One very important lesson I have learned during my course of therapy is that I am not crazy. I am not “disordered,” and there is no “chemical imbalance” in my brain. There are many reasons why I have acted “crazy” and felt hopeless, depressed, and suicidal. These reasons directly correlate with bad things that have happened to me throughout my life.
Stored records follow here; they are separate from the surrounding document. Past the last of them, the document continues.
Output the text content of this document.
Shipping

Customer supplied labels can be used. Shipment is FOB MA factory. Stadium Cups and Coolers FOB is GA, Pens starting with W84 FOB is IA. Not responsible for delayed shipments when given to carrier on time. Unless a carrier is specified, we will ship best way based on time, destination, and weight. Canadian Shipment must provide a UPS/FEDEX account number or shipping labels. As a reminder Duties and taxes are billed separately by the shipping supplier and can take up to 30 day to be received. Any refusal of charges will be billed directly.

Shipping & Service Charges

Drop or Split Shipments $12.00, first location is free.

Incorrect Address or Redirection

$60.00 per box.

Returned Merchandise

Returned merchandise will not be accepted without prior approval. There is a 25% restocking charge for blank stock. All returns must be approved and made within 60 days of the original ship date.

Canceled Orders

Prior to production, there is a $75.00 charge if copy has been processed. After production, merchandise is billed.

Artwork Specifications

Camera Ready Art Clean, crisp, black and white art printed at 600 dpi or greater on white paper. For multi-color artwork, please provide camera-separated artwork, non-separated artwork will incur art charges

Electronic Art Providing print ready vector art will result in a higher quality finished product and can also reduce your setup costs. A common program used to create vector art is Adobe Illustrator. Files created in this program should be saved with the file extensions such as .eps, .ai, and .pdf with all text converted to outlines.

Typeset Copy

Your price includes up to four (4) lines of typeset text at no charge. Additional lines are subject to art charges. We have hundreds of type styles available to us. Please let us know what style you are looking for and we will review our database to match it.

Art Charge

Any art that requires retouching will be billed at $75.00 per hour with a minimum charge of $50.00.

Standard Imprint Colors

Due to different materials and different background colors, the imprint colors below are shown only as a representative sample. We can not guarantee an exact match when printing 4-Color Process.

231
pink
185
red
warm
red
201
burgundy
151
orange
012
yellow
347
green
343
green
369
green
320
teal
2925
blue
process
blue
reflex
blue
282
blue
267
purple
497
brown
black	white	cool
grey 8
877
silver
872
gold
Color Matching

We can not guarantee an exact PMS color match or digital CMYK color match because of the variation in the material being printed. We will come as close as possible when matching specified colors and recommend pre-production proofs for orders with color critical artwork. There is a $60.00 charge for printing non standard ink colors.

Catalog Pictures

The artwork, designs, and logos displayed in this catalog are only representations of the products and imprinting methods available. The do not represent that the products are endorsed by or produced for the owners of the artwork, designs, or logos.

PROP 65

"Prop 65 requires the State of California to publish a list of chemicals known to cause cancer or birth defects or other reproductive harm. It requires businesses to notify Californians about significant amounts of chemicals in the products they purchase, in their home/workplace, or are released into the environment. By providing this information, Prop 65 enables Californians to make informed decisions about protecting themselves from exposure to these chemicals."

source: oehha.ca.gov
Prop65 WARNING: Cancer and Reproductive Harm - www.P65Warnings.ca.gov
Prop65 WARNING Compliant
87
My childhood was full of pain. The death of my mother when I was 6 years old, was the start of that pain. From that point on, my life just went downhill. I endured abuse of every kind. I was raised by a woman who hated me, and never failed to show it. I was molested when I was 9 years old by a family member. I was raped when I was 13 years old, by 2 strangers. After that, I searched high and low (sometimes really, really low) for someone to love me. I repeatedly put myself in extremely dangerous situations, involving such things as hitchhiking, running away from home and having sex with strangers, including grown men, some of whom were 50+ years old. I did drugs to try to numb myself, as this “search” for someone to love me didn’t quite pan out. When I was 17, I went into therapy, which I so desperately needed, but dropped out after a short time. It wasn’t that the therapy wasn’t helping, but at age 17, I thought I had more important and fun things to do. At 18, I had a baby boy, which was the most wonderful thing that had ever happened to me. I finally found that “someone to love me.” Then 3 months later, I lost my best friend in a tragic car accident when she was only 17 years old. She had a baby the same age as mine. We were going to raise our kids together. We used to joke about our babies having an “arranged marriage” someday far on down the road. Her 4 month old baby daughter was in that car accident with my friend, and she survived, only to become severely mentally handicapped. There were many other loved ones who passed away. Death, and obsessive thoughts of death surrounded me for my entire childhood, and still haunt my thoughts to this very day.
I am not writing all of this because I want sympathy, but rather because I need to express that the reasons why I have been so “messed up” have nothing to do with chemical imbalances in my brain. There is nothing “pathologically” wrong with my brain.
June 21, 2009 at 5:18 pm
thanks so much for your honesty and willingness to share all this. thank you for saying out loud that depression does not always mean “chemical imbalance”. it is sometimes normal response to abnormal situations. And medications are not always the answer.